Es fehlte eine Überprüfung der Datierung. Bei Astrolabien ist diese nicht allein auf die Interpretation von kulturellen Details angewiesen. Die astronomischen Angaben selbst lassen eine Datierung zu. "Aufgrund eines Phänomens, das als Präzession der Tagundnachtgleichen bezeichnet wird und bei dem sich die Erde nicht geradlinig, sondern 'wackelig' um ihre Achse dreht wie ein Kreisel, der kurz vor dem Stillstand steht, ändern sich die scheinbaren Positionen der Sterne über unseren Köpfen ständig, etwa alle 70 Jahre um ein Grad", erklärt Gigante. Und diese Charakteristika zeigen, dass das Astrolab im späten elften Jahrhundert entstanden sein dürfte. Das deckt sich mit den anderen Details.
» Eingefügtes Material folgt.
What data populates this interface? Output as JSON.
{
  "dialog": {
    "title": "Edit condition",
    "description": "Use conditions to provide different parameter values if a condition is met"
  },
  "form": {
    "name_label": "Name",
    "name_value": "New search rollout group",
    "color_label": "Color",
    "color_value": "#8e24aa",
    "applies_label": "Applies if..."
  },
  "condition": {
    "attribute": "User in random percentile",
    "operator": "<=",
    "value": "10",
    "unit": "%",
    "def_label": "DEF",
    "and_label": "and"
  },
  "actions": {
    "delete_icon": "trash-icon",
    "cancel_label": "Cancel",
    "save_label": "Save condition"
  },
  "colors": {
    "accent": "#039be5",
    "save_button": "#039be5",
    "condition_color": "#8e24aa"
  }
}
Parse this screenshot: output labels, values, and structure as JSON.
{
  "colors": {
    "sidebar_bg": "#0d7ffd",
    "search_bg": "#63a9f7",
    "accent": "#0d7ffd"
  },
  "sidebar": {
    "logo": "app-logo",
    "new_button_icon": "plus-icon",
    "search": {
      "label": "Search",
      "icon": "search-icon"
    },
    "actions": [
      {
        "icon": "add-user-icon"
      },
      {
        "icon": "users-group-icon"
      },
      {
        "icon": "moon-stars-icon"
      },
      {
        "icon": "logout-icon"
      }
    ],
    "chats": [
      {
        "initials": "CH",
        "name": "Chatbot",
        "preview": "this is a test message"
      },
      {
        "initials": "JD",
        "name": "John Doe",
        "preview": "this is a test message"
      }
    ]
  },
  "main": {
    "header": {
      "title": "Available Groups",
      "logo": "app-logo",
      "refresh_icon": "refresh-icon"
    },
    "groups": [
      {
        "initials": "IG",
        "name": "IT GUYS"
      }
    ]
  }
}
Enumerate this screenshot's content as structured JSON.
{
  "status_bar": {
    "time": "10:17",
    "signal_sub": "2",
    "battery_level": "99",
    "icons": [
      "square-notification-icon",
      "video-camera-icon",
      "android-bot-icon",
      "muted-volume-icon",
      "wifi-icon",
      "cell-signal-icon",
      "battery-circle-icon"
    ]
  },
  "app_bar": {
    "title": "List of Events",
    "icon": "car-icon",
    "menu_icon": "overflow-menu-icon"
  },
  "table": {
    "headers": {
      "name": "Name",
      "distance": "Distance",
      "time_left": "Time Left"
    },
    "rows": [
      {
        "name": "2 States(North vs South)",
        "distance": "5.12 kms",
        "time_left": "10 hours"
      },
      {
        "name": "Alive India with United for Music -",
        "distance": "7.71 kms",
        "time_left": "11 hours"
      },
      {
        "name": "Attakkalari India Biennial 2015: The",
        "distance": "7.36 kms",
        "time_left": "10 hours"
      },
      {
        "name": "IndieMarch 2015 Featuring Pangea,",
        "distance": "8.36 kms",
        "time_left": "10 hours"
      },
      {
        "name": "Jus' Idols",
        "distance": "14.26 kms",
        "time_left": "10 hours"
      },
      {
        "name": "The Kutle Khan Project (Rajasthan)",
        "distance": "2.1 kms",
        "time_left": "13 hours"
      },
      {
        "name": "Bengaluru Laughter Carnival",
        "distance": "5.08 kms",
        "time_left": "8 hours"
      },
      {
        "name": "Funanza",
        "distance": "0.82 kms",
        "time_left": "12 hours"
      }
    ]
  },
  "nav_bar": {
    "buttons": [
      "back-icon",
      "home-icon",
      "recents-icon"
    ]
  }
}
"Dies ist nicht nur ein unglaublich seltenes Objekt. Es ist ein eindrucksvolles Zeugnis des wissenschaftlichen Austauschs zwischen Arabern, Juden und Christen über Hunderte von Jahren", sagte Gigante. "Das Astrolab von Verona hat viele Veränderungen, Ergänzungen und Anpassungen erfahren, als es den Besitzer wechselte. Mindestens drei verschiedene Benutzer hatten das Bedürfnis, Übersetzungen und Korrekturen an diesem Objekt vorzunehmen, zwei in hebräischer und einer in einer westlichen Sprache."

Es handelt sich damit um ein besonders eindrucksvolles Beispiel dafür, wie Naturwissenschaft die Grenzen von Religion und verschiedenen Zeitaltern zu überschreiten vermag. (Reinhard Kleindl, 4.3.2024)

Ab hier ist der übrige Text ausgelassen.